A large European retail company notices a strong increase in long term absenteeism combined with a strong reduction in employee engagement. To understand what is causing this the change team interviews employees who indicate they are overloaded, that their managers don’t allow them to take a day off when they need it and approve holiday requests only a couple of days before the actual holiday takes place. On top of that once a day off is approved, it is often cancelled which makes it difficult for them to recover from the long days and high workload. A change initiative is put in place in combination with a review of the planning processes. However, along the way it is decided to reduce the change support and focus primarily on training managers in the new planning processes. All managers are enrolled for the training so they understand the new planning process. Is it safe to assume the change took place? It actually isn’t. It’s impossible to know for sure without checking with the employees whether they are now able to take a day off when they need one and whether they are more engaged with their work because they feel comfortable their holidays aren’t cancelled anymore. The key here is the behaviors of the managers as they know about the new planning process but do they apply it?

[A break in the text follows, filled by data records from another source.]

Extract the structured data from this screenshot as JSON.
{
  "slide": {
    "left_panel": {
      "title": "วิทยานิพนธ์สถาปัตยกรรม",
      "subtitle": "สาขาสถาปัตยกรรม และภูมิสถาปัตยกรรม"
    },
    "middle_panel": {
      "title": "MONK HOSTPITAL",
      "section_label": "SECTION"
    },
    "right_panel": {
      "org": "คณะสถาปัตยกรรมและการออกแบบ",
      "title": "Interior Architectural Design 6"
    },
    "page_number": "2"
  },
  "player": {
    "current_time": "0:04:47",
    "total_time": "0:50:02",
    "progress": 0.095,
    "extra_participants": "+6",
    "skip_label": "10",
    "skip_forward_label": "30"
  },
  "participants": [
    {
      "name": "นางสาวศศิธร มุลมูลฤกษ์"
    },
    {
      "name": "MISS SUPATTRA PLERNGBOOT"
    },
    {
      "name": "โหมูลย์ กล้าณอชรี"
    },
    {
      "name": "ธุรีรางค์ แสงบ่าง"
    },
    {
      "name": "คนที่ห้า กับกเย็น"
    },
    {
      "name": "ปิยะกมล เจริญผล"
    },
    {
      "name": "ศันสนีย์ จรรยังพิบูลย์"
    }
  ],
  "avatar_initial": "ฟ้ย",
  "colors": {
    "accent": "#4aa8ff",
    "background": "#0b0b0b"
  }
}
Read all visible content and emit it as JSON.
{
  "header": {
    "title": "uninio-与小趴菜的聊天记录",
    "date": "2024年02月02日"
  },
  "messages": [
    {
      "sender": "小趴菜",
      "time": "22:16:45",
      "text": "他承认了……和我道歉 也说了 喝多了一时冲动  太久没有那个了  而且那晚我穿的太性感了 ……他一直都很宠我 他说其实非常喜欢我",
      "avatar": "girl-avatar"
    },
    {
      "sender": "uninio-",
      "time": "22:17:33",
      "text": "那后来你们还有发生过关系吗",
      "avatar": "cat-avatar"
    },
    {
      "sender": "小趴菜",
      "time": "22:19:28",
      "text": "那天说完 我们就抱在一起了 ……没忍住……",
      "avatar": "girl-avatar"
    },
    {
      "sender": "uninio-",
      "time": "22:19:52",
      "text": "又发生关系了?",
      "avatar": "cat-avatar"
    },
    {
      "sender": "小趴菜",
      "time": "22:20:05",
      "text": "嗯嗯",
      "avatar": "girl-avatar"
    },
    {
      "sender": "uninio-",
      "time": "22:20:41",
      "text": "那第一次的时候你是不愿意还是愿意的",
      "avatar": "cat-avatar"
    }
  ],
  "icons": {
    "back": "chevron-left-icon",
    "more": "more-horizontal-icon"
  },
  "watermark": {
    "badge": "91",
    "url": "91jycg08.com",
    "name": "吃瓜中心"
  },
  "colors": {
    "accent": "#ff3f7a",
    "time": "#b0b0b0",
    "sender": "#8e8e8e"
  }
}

 What can you do to make sure people involved in change management focus on the right things:

  • Explain the difference between the change deliverables as a way to assess the change methodology and the feelings and behaviors of people as the real deliverables to measure the success of the initiative
  • Mention that the change is only happening when people express their feelings and that anger, sadness or any other feeling is often the outome of a change action as it allows a basis for further discussion and moving away from a situation that was blocked. In that sense Talking Circles are not just to openly talk but to give support when needed and to make people aware of their respsonibilities. Talking Circles don’t lead to new Talking Circles but to people taking actions because they are finally able to get out of the imobile state they were in because they were emotionally closed off or frustrated and this was strongly impacting their performance.
  • Tell people to change the agenda when they notice people aren’t expressing feelings or are disconnected during a change initiative. Ask the audience what they wish to discuss and connect with them. Surprise them when asking questions or involved them to speak in front of others. Keep them moving and interested!
  • Clarify how you will be able to measure whether a change initiative is successful : it is when you see people move in the direction that you envisage measured by their reactions, their feelings, the degree of resistance and information they share with you. You feel it when changes are taken place, often not knowing what causes the difference in dynamic.
  • Ensure your debrief after each change initiative contains the following elements: people reactions to the change (who was angry, happy, disconnected, …), type of communication to be done (what type of message, what language, …), interpersonal elements to consider (ensure people are addressed differently in function of their feelings, role, etc..) , speed and tone of voice, degree of connection made with the audience by the leader, degree of vulnerability shown by both the leader and the audience, …

Change is not driven by projects, methodologies, deliverables or fixed agenda’s… it focusses on people and their feelings as human beings. It is about making a connection with what’s really happening on the inside. You can use change methodologys to provide feedback but just make sure you cover the interpersonal reflections in there.